American Chefs Turned Diplomats: Can Food Grease International Relations?

The American Chef Corps banks on the idea that the love for good food creates important common ground.

Richard Blais, winner of Bravo's Top Chef All-Stars, is one of the chefs involved with the American Chef Corps. (Photo: Taylor Hill/Getty Images)
Clare Leschin-Hoar's stories on seafood and food politics have appeared in Scientific American, Eating Well and elsewhere.

The U.S. State Department knows that if there’s anyone poised to successfully butter up foreign diplomats and heads of state, while introducing America through the story of our food, it’s our nation’s finest chefs. And on Friday night, Capricia Penavic Marshall, Chief of Protocol of the United States, launched the American Chef Corps, the department’s new Diplomatic Culinary Partnership.

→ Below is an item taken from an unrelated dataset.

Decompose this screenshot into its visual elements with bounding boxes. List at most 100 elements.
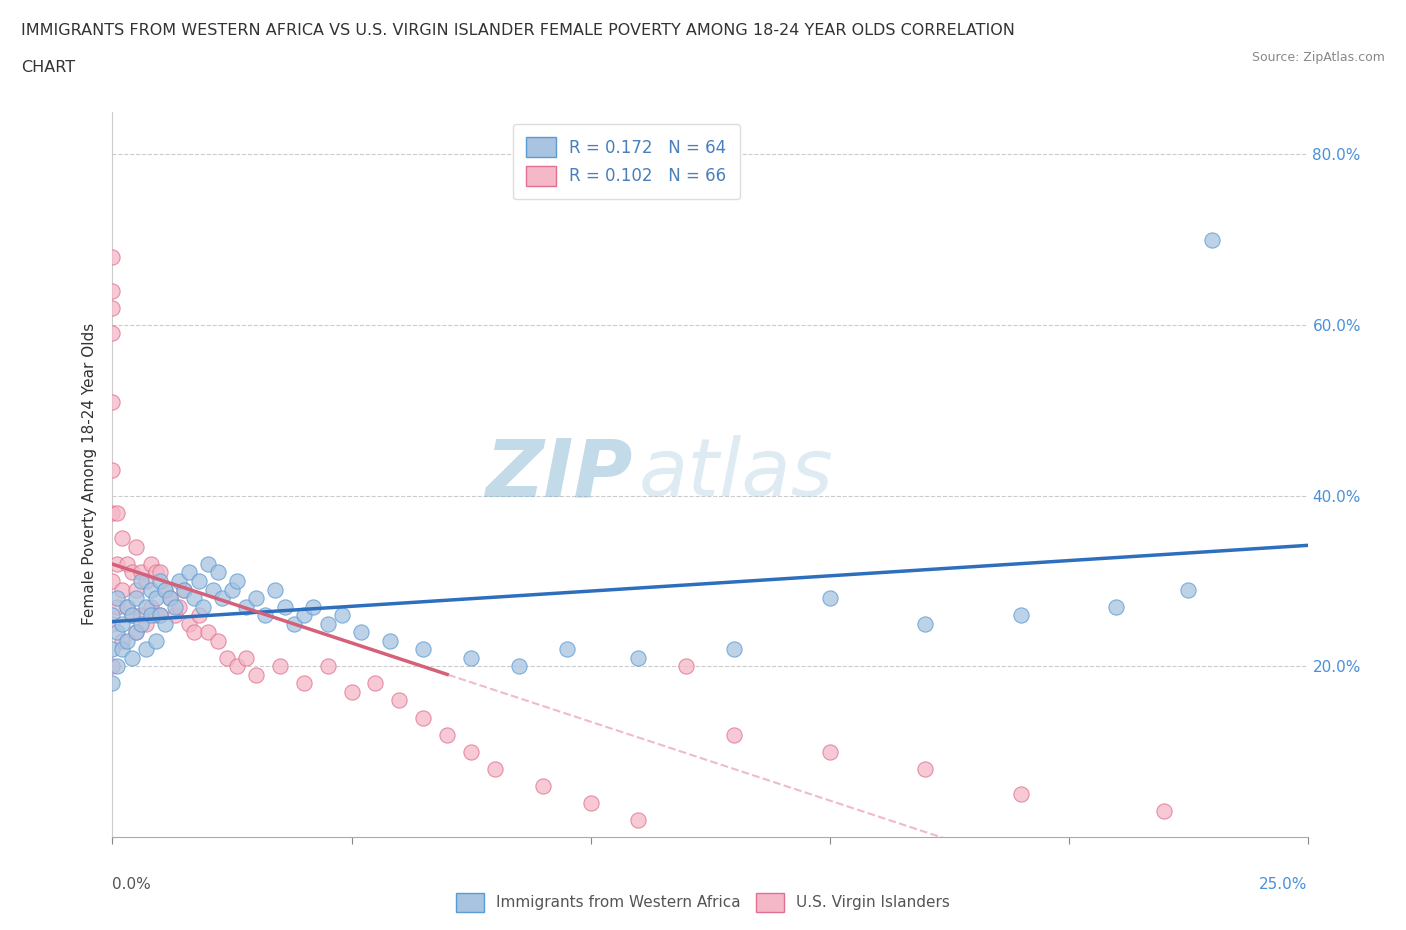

“Food matters,” says Marshall.

Which is why Secretary of State Hillary Rodham Clinton and her staff are forging a partnership with the James Beard Foundation, tapping 90 prominent U.S. chefs to put on their new State Department-issued navy-blue jackets and diplomatic toques when called upon.

MORE: Empty Belly Diplomacy: North Korean Embassies Beg for Food

Chefs include José Andrés, Dan Barber, Andrea Reusing, Rick Bayless, Susan Spicer, Barton Seaver, Bryan Voltaggio, Michel Nischan, Rick Moonen, Richard Blais and many more.

“Breaking bread together is the oldest idea of diplomacy,” Reusing, chef and owner of Lantern Restaurant in Chapel Hill, North Carolina, tells TakePart. “It makes sense this is acknowledged and cultivated by the State Department. Even the simplest conversations can be deeper and go further around the dinner table than they can around the conference table.”

Indeed, chefs might be asked to meet with an embassy, oversee a meal shared between American and foreign leaders, speak at events, and promote U.S. cooking and food products abroad and at home.

The chefs are doing so, not only out of the goodness of their USA-loving hearts, but out of their own wallets as well.

“The food ambassadors are unpaid emissaries who donate their time and effort,” writes Tom Sietsema in The Washington Post. So when Top Chef contestant Mike Isabella planned a trip for Greece and Turkey, he added embassy stops and other diplomatic meetings to his agenda at the request of the State Department.

It’s not the first time the State Department has tapped prominent chefs to ease potentially difficult diplomatic talks.

“Last February, Marshall had called upon Chef Ming Tsai to craft a luncheon for the visiting Chinese Vice President Xi Jinping, reasoning that the chef's signature ‘East-West’ cooking style would set a welcoming tone for the potentially tense conversations between President Obama and the expected next leader,” writes Kat Kinsman for Eatocracy. “Not only was Xi impressed by Tsai's soy-marinated Alaskan butterfish and shiitake-leek spring rolls—he was honored that the chef had taken the time to fly in and prepare it for him, and that a foreign government would show that level of cultural awareness and respect.”

Armed with artisanal hams, craft beers, and great American cheese, chefs are on call for diplomatic duty—what better way to promote mutual understanding and peace.